As a professional jazz musician, Phil Brown has no shortage of credits. He presently is based in southern Illinois where he is active as a free-lance bassist.
Since 1991, Brown has been Associate Professor of Jazz Studies and Double Bass, as well as Coordinator of Music Business, at Southern Illinois University Carbondale. He performs regularly with the New Arts Jazz Quintet, whose growing reputation has placed them at schools and prime jazz venues throughout the Midwest. The NAJQ is featured along with FourOnSix on Phil Brown's latest recording, Darkness Into Light (Carbondale: a caldera productions, 2004). Brown has fronted his own group as well, introduced on the release, Hope Street Saunter (Carbondale: a caldera productions, 2003) with the Phil Brown Quartet, featuring guitarist Fareed Haque, pianist Bradley Williams, and drummer Tom Hipskind.

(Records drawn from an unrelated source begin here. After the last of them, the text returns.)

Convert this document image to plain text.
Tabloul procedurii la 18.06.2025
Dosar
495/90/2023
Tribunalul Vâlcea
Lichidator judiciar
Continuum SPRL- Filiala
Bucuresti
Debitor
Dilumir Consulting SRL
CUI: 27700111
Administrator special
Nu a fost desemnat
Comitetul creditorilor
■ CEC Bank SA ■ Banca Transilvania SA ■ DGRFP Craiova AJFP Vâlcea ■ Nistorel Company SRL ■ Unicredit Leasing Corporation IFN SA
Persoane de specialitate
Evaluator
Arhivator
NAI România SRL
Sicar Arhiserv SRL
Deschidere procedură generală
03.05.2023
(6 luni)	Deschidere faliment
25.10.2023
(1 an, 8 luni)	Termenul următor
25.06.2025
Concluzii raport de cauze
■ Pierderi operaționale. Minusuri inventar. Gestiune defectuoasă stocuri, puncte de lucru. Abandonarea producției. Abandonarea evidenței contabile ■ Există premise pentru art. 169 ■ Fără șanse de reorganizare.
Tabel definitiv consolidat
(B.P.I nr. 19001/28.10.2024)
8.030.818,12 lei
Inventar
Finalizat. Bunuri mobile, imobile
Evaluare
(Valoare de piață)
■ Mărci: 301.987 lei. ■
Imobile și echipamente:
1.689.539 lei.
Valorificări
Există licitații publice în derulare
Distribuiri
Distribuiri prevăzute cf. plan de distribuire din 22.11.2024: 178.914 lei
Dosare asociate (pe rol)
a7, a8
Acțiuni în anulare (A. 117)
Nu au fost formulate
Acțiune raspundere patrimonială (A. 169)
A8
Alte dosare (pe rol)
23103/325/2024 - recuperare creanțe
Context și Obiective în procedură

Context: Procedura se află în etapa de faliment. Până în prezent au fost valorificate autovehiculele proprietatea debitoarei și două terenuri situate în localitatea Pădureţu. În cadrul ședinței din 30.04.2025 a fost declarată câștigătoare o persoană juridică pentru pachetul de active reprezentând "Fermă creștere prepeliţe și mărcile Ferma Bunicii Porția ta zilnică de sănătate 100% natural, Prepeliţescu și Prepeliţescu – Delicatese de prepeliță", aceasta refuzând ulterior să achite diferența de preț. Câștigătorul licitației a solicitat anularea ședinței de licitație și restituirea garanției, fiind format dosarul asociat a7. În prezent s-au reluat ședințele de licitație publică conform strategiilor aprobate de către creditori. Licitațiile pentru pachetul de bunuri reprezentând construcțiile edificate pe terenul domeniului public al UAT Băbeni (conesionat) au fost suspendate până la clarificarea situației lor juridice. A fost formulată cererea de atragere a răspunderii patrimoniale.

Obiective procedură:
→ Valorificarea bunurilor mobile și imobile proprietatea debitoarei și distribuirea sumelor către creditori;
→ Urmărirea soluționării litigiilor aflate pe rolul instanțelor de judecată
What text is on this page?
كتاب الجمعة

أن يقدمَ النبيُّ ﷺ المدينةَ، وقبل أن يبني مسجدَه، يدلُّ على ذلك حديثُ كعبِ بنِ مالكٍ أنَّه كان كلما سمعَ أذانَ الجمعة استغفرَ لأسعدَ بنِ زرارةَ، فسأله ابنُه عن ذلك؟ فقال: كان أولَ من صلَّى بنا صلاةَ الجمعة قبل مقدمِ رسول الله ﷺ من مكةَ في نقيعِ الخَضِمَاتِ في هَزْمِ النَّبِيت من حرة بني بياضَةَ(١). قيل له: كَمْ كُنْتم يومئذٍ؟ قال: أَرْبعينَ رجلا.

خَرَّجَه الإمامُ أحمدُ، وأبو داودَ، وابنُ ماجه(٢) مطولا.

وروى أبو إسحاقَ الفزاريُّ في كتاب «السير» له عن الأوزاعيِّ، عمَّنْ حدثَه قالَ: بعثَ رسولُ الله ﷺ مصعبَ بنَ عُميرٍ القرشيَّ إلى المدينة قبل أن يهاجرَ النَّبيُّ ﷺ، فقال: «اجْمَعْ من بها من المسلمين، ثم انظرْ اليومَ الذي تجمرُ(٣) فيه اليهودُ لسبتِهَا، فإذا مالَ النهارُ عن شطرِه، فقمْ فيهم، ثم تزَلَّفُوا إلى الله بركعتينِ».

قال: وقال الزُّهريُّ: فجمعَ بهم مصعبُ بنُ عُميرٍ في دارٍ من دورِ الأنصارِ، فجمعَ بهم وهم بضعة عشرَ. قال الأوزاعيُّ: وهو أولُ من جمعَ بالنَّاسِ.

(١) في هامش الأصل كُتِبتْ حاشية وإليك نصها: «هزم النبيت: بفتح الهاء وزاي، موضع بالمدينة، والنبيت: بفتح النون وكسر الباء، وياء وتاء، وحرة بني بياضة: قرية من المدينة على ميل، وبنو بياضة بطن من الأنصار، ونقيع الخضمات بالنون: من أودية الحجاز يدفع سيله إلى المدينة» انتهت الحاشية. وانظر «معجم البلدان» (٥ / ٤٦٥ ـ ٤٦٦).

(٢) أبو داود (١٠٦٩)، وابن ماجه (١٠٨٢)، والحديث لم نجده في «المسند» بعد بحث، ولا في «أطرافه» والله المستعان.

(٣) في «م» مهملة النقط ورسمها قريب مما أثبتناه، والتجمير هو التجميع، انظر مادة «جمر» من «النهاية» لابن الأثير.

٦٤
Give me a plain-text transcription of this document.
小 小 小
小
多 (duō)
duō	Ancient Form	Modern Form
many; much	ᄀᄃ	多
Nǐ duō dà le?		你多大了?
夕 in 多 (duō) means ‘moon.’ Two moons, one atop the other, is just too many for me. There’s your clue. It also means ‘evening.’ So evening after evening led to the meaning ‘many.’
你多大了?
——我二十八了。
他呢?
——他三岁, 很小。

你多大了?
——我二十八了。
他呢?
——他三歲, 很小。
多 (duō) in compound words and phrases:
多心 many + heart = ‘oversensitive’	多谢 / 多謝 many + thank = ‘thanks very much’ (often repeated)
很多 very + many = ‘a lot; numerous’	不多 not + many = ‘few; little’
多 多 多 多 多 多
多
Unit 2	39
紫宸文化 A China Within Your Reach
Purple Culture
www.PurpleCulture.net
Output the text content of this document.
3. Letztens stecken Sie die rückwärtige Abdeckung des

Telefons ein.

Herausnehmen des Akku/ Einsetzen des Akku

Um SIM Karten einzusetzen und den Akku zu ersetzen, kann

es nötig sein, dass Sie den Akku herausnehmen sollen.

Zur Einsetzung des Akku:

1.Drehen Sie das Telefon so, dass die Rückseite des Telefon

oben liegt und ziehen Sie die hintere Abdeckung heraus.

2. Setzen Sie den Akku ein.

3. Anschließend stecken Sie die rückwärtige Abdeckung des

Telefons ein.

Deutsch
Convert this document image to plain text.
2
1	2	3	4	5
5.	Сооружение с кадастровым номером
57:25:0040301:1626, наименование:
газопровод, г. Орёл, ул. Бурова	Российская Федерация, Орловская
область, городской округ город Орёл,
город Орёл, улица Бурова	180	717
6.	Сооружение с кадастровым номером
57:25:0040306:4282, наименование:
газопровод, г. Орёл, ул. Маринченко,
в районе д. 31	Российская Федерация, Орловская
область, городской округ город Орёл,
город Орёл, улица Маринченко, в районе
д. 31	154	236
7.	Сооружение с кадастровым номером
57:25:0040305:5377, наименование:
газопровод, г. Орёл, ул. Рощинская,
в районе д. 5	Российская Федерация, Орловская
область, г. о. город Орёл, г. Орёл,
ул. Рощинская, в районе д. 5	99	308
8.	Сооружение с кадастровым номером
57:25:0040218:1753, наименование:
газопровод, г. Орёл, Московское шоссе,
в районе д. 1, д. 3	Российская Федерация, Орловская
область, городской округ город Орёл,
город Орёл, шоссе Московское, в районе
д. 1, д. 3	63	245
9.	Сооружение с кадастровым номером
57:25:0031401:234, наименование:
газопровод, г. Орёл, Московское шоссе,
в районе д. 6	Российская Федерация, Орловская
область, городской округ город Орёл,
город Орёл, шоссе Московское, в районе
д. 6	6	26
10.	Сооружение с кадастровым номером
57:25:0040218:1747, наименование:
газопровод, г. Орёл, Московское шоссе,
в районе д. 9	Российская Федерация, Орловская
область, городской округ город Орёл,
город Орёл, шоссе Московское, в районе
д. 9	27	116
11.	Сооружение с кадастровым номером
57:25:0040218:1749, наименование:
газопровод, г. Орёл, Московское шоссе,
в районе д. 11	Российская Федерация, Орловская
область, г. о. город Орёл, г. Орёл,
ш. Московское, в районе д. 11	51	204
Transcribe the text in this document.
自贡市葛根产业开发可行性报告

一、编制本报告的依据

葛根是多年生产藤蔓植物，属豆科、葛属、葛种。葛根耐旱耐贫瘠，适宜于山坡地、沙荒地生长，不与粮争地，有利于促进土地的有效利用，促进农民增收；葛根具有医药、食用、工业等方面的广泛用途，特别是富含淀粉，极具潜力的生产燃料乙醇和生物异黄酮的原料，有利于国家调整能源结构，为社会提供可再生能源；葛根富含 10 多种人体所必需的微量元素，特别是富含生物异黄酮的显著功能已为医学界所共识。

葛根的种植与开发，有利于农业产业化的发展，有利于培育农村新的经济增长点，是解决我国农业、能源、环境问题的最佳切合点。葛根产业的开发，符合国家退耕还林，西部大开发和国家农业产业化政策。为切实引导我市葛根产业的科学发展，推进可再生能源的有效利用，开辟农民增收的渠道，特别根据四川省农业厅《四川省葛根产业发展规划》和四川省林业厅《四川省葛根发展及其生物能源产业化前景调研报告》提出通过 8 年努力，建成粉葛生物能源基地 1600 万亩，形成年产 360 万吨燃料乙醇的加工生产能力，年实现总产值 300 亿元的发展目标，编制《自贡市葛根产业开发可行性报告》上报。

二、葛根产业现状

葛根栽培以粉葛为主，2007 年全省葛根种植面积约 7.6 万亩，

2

He also can be heard on the compact discs that accompany the two-volume Jazz Tunes For Improvisation by Dan Haerle et al. (Miami: Warner Bros., 1983) with the North Texas State University Faculty Jazz Group; and on a number of other recordings.
Notable among the many other jazz artists with whom Brown has performed are Pepper Adams, Lockjaw Davis, Herb Ellis, Steve Gadd, Red Garland, Dizzy Gillespie, Tom Harrell, Delfeayo Marsalis, Mark Murphy, and Clark Terry.
Brown received his Master of Music Education Degree with an emphasis in jazz studies from North Texas State University. There, as a graduate teaching fellow, he instructed both jazz ensemble and double bass. He was also a member of NTSU's highly acclaimed jazz ensemble, the One O'Clock Lab Band. Brown's undergraduate work was completed at Northwestern University, where he received his Bachelor of Music in Composition.
As a jazz educator, Brown has served as a clinician and adjudicator at a number of jazz camps and festivals, including the Fiesta Jazz Festival, the Longhorn Jazz Festival, the Southern Illinois Jazz Festival, the Wichita Jazz Festival, and most recently, the University of Louisville's Jazz Week.
For several years, Brown was staff arranger for the Jacksonville Symphony Orchestra, writing a number of "top forty" arrangements for orchestra with rhythm section. These selections have been performed by the Jacksonville, the Louisville, the Hartford, and the St. Louis Symphony Orchestras, among others. His more recent writing efforts have produced over two dozen originals for the New Arts Jazz Quintet. In 2003, the Illinois Arts Council honored Brown for his work and commitment within the arts with an Artist Fellowship Award in music composition.
Brown's bass teachers have included Lawrence Hurst, Ringwalt Warner, Evan Tonsing, Warren Benfield and Edward Rainbow. He studied composition with M. William Karlins and Luciano Berio. Brown is a native of Amarillo, Texas.